Statistical Analysis

Complete WS cases entered statistical analyses performed by the statistical program SPSS (version 25.0). Nonparametric Wilcoxon S-R tests for related samples (placebo–LSD dose) were conducted on BDNF AUC’s and BDNF plasma levels at −0.5 h, +2 h, +4 h, and +6 h after dose administration of 5, 10, and 20 μg of LSD. In order to understand at which time points BDNF levels were statistically different, separate Friedman tests per treatment condition were performed, and in the case of a main effect, followed by Dunn’s tests for pairwise comparisons including baseline (0 h) versus 2 h, 4 h, and 6 h, as well as 2 h–4 h and 4 h–6 h.
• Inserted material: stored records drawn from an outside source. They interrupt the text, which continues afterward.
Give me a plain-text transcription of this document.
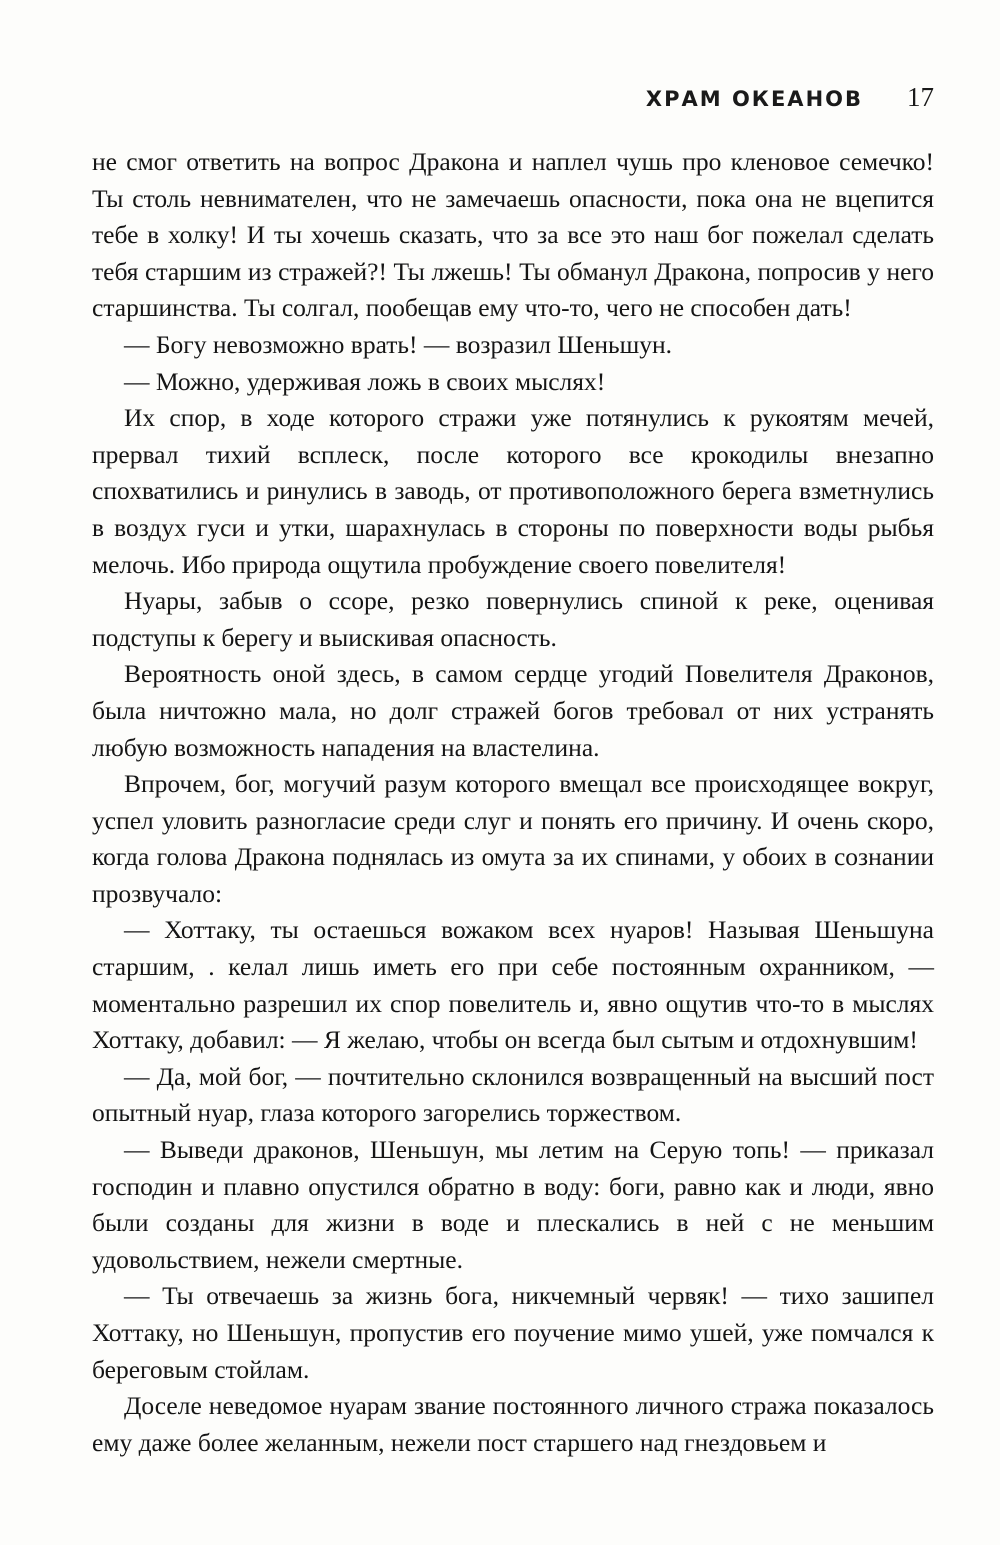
ХРАМ ОКЕАНОВ 17

не смог ответить на вопрос Дракона и наплел чушь про кленовое семечко! Ты столь невнимателен, что не замечаешь опасности, пока она не вцепится тебе в холку! И ты хочешь сказать, что за все это наш бог пожелал сделать тебя старшим из стражей?! Ты лжешь! Ты обманул Дракона, попросив у него старшинства. Ты солгал, пообещав ему что-то, чего не способен дать!

— Богу невозможно врать! — возразил Шеньшун.

— Можно, удерживая ложь в своих мыслях!

Их спор, в ходе которого стражи уже потянулись к рукоятям мечей, прервал тихий всплеск, после которого все крокодилы внезапно спохватились и ринулись в заводь, от противоположного берега взметнулись в воздух гуси и утки, шарахнулась в стороны по поверхности воды рыбья мелочь. Ибо природа ощутила пробуждение своего повелителя!

Нуары, забыв о ссоре, резко повернулись спиной к реке, оценивая подступы к берегу и выискивая опасность.

Вероятность оной здесь, в самом сердце угодий Повелителя Драконов, была ничтожно мала, но долг стражей богов требовал от них устранять любую возможность нападения на властелина.

Впрочем, бог, могучий разум которого вмещал все происходящее вокруг, успел уловить разногласие среди слуг и понять его причину. И очень скоро, когда голова Дракона поднялась из омута за их спинами, у обоих в сознании прозвучало:

— Хоттаку, ты остаешься вожаком всех нуаров! Называя Шеньшуна старшим, . келал лишь иметь его при себе постоянным охранником, — моментально разрешил их спор повелитель и, явно ощутив что-то в мыслях Хоттаку, добавил: — Я желаю, чтобы он всегда был сытым и отдохнувшим!

— Да, мой бог, — почтительно склонился возвращенный на высший пост опытный нуар, глаза которого загорелись торжеством.

— Выведи драконов, Шеньшун, мы летим на Серую топь! — приказал господин и плавно опустился обратно в воду: боги, равно как и люди, явно были созданы для жизни в воде и плескались в ней с не меньшим удовольствием, нежели смертные.

— Ты отвечаешь за жизнь бога, никчемный червяк! — тихо зашипел Хоттаку, но Шеньшун, пропустив его поучение мимо ушей, уже помчался к береговым стойлам.

Доселе неведомое нуарам звание постоянного личного стража показалось ему даже более желанным, нежели пост старшего над гнездовьем и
In the case of statistically significant effects at alpha = 0.05, effect sizes and their 95% confidence intervals (95% CI) are given; to that end, (point-biserial) correlations are calculated for Wilcoxon tests where 0.10, 0.24, and 0.37 signify small, moderate, and large effect sizes;[37,38] in case of Friedman tests, Cramer’s V was calculated where 0.06, 0.17, and 0.29 signify small, moderate, and large effect sizes.[39] The alpha level was corrected for multiple comparisons with sequential Bonferroni in case of Dunn’s tests.